2 化学物質の環境安全性に関する調査の実施
(1) 環境庁においては、従来の調査体系を一層効率化・重点化した第二次化学物質環境安全性総点検調査を開始する。具体的には次のような調査・研究を行う。
? 優先的に調査する(約1,000物質)について、内外の関連情報スクリーニング試験結果及び環境中の化学物質の挙動等を把握するため開発された化学物質環境運命予測手法による予測結果等に基づき、環境中に残留している可能性が高いと予想される物質及びこれらの物質の残留可能性が高いと予想される環境媒体を抽出・選定し、これらを対象として環境調査を行う。
? これまでの環境調査等で確認された残留性化学物質については、生態系の動植物にどのような影響を与えるのかの試験を行う。
? 環境汚染の長期的な推移を観察する必要が認められる化学物質について、水質・底質のGC/MSモニタリング及び生物モニタリングの一層の充実を図る。
? 化学物質に関し、物理化学的性状、毒性その他各種情報を収集・整備する。
さらに、OECDにおいて検討が進められている化学物質安全対策に対応し、安全性試験手法等について検討を行う。
また、指定化学物質について環境残留状況を把握するため、全国レベルでの環境調査を行うとともに、非意図的に生成される有害化学物質について環境中における存在を調査し、その危険性を評価することにより、これらの有害化学物質による環境汚染を未然に防止するための有害化学物質汚染実態追跡調査を行う。

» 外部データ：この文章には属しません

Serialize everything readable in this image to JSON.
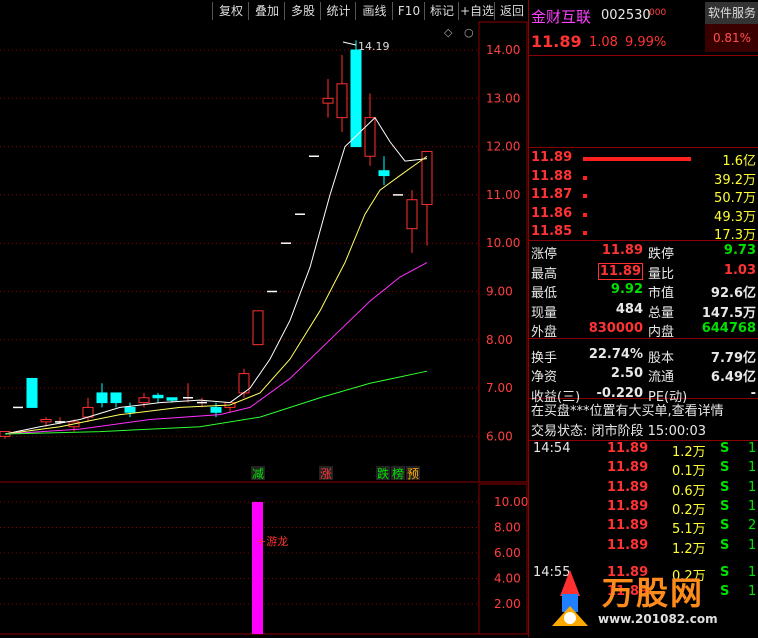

(2) 環境庁では、総合的・予見的な政策を展開していくとともに化学物質の利用拡大に伴う環境問題に的確かつ迅速な対応を行っていくため、引き続き化学物質を総合的に管理する手法(クロスメディア・アプローチ)の開発及び有害化学物質データーベースの整備を行うとともに、新たに有害化学物質による環境汚染事故時の総合的な対策手法に関する調査検討を実施する。